Il fait un geste pour qu’on se réunisse en demi-cercle autour de sa couche. Il émet un son inarticulé. Il recommence. Enfin des mots se dégagent de la bouillie sonore qui s’échappe de ses lèvres.
— Je suis roi, dit-il, mais je suis mourant, solitaire et désespéré. Vous avez vu : je ne retiens aucune nourriture. Mon estomac délabré rejette tout ce que ma bouche lui envoie. Et avec cela, j’ai faim. Je meurs de faim ! Il doit bien rester du ragoût, un demi-vautour, des concombres au cédrat, ou bien l’un de ces loirs engraissés de saindoux grâce auxquels les juifs tournent la loi mosaïque ? À manger, bon Dieu !
Des serviteurs affolés accourent avec des corbeilles de gâteaux, des assiettes pleines, des plats ruisselants de sauce.
— Et s’il n’y avait que l’estomac, reprend Hérode. Mais toutes mes entrailles brûlent comme l’enfer ! Quand je m’accroupis pour vider ma tripe, je lâche sous moi une sanie de pus et de sang où grouillent les vers ! Oui, ce qui me reste de vie n’est qu’un hurlement de douleur. Mais je m’y cramponne avec rage, parce que je n’ai personne pour me succéder. Ce royaume de Judée que j’ai fait et que je porte à bout de bras depuis bientôt quarante ans, dont j’ai assuré la prospérité grâce à une ère de paix sans exemple dans l’histoire humaine, ce peuple juif débordant de talent, mais exécré des autres peuples à cause de son orgueil, de son intolérance, de sa morgue, de la cruauté de ses lois, cette terre que j’ai couverte de palais, de temples, de forteresses, de villas, hélas, je vois bien que tout cela, ces hommes, ces choses sont voués à un naufrage lamentable, faute d’un souverain ayant ma force et mon génie. Dieu ne donnera pas aux juifs un second Hérode !

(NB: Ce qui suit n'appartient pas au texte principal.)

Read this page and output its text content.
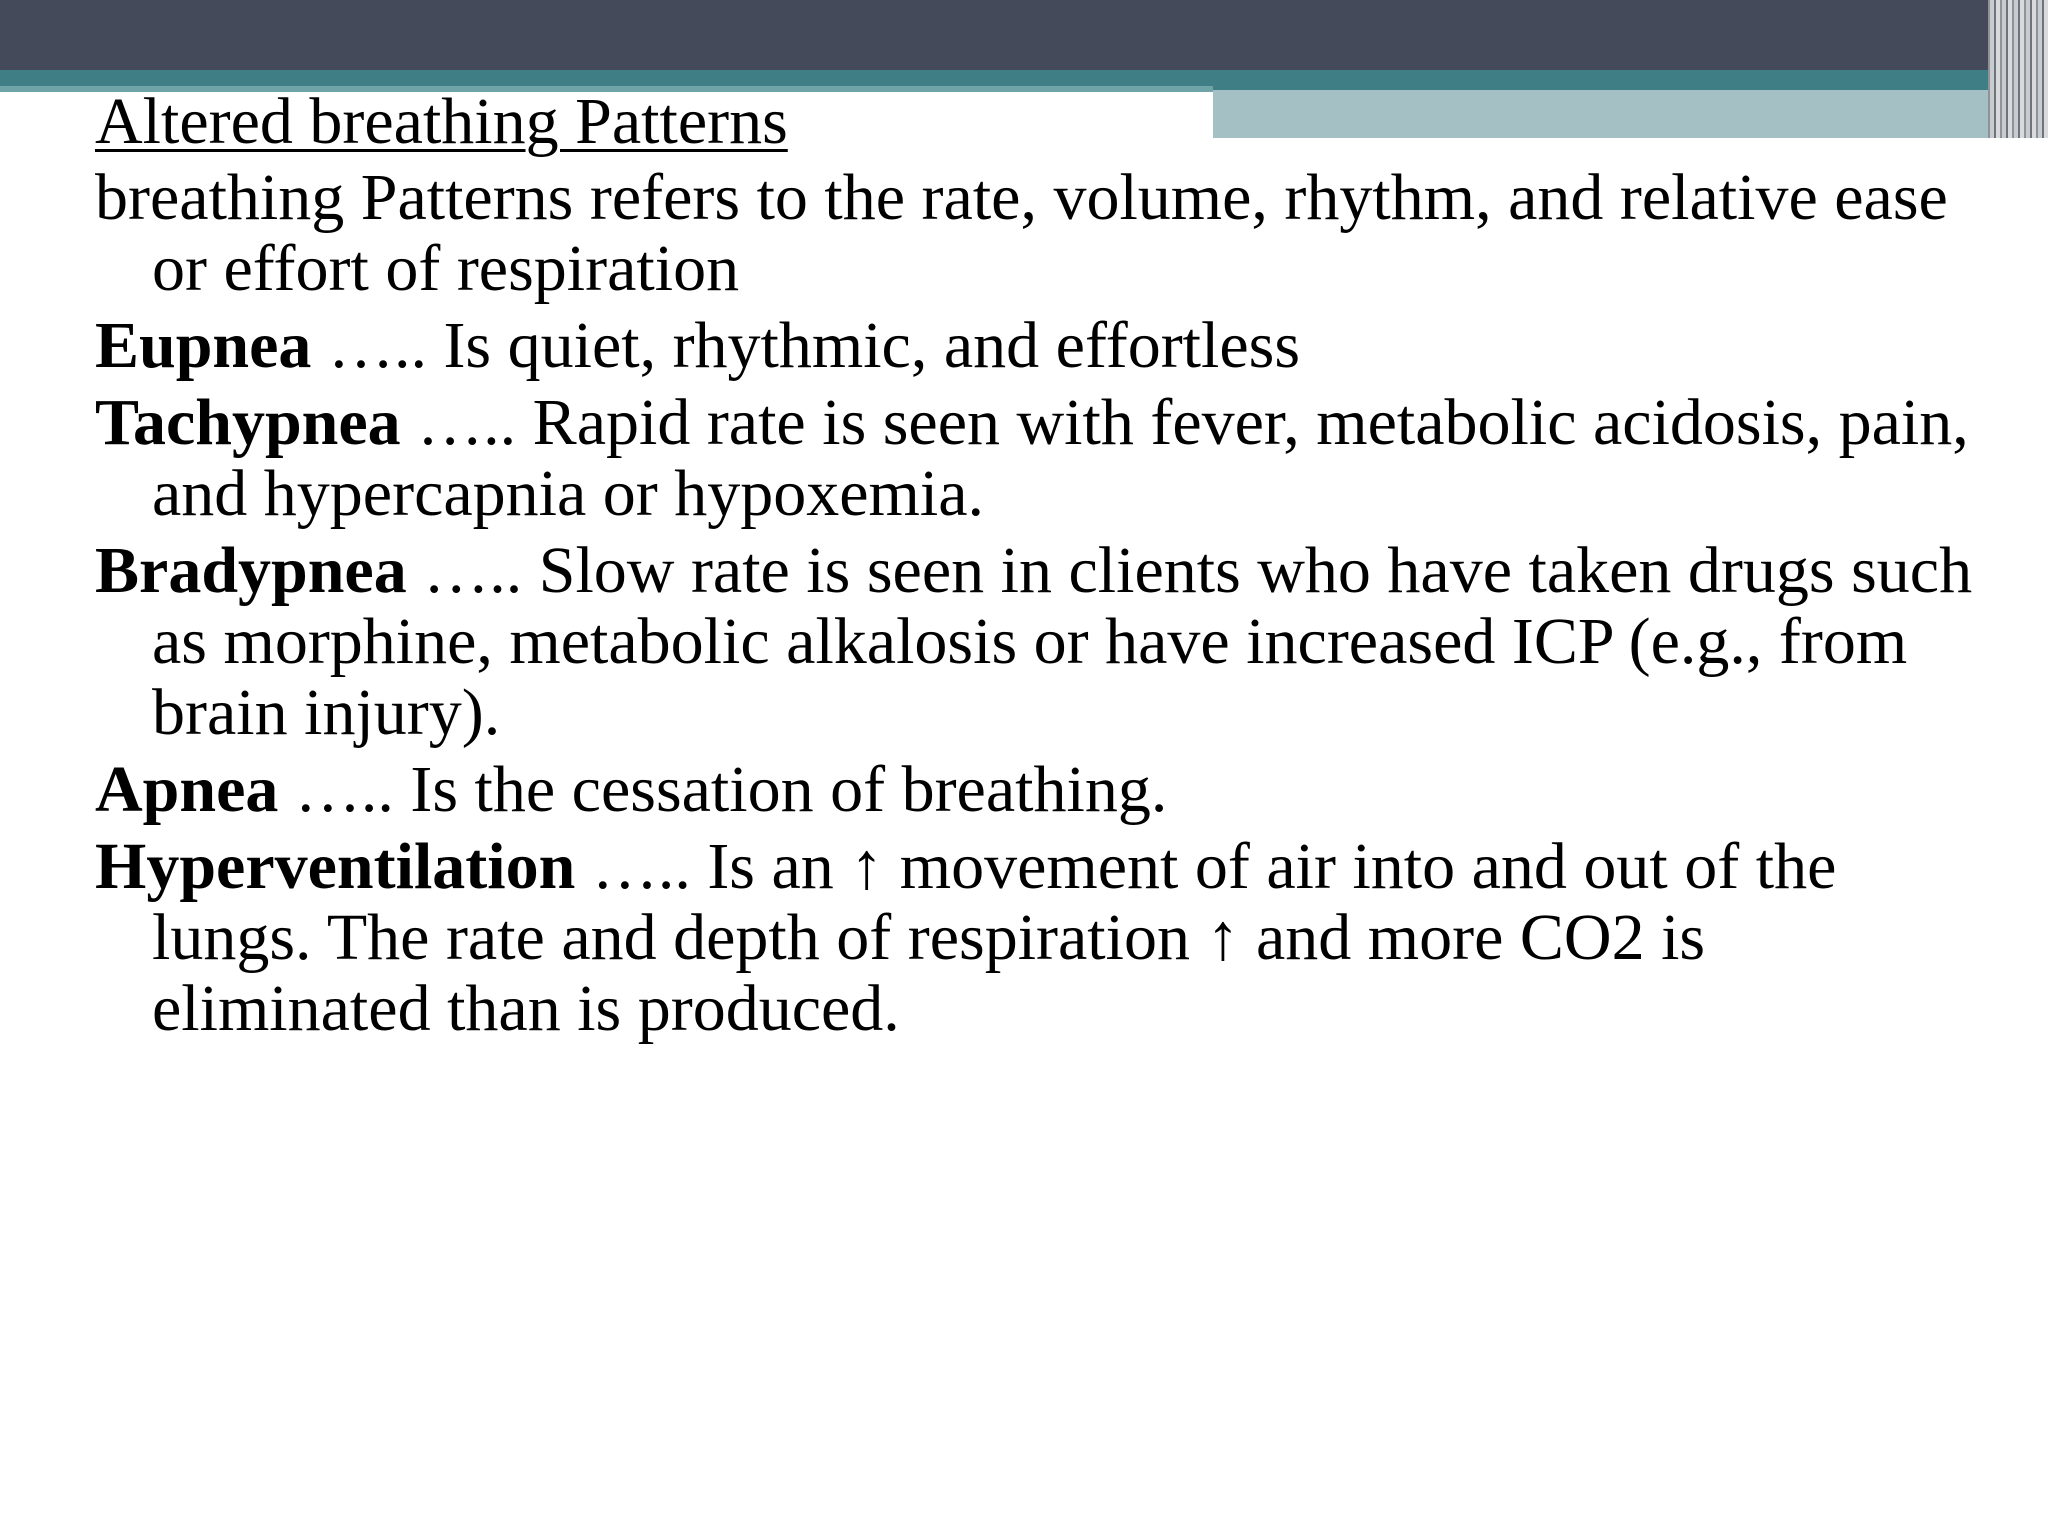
Altered breathing Patterns

breathing Patterns refers to the rate, volume, rhythm, and relative ease or effort of respiration

Eupnea ….. Is quiet, rhythmic, and effortless

Tachypnea ….. Rapid rate is seen with fever, metabolic acidosis, pain, and hypercapnia or hypoxemia.

Bradypnea ….. Slow rate is seen in clients who have taken drugs such as morphine, metabolic alkalosis or have increased ICP (e.g., from brain injury).

Apnea ….. Is the cessation of breathing.

Hyperventilation ….. Is an ↑ movement of air into and out of the lungs. The rate and depth of respiration ↑ and more CO2 is eliminated than is produced.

Il se tait longuement, la tête baissée vers le sol, de telle sorte qu’on ne voit que sa tiare à triple couronne d’or, et, quand il relève son visage, les convives ont la terreur de le découvrir baigné de larmes.
— Gaspard de Méroé, et toi, Balthazar de Nippur, et toi aussi petit Melchior qui te dissimules sous une livrée de page, derrière le roi Balthazar, c’est à vous que je m’adresse, parce que vous êtes seuls dignes de m’entendre au milieu de cette cour où je ne vois que généraux félons, ministres prévaricateurs, conseillers vendus et courtisans comploteurs. Pourquoi cette corruption autour de moi ? Toute cette racaille dorée était peut-être honnête à l’origine, ou en tout cas, ni meilleure, ni pire que le reste de l’humanité. Seulement, voyez-vous, le pouvoir est corrupteur. C’est moi, le tout-puissant Hérode, malgré moi, malgré eux qui ai fait des traîtres de tous ces hommes ! Car mon pouvoir est immense. Voilà quarante ans que je travaille avec acharnement à le renforcer et à le perfectionner. Ma police est partout, et je ne me fais pas faute, certaines nuits, de hanter moi-même, sous un déguisement, les tripots et les lupanars de la ville pour entendre ce qui s’y dit. Tous autant que vous êtes, mon regard vous traverse comme si vous étiez de verre. Balthazar, je n’ignore rien du sac de ton Balthazareum, et si tu veux la liste des coupables, je la tiens à ta disposition. Car tu t’es montré en la circonstance d’une déplorable mollesse. Il fallait frapper, bon Dieu, frapper à coups redoublés, au lieu de quoi tu as laissé blanchir tes cheveux.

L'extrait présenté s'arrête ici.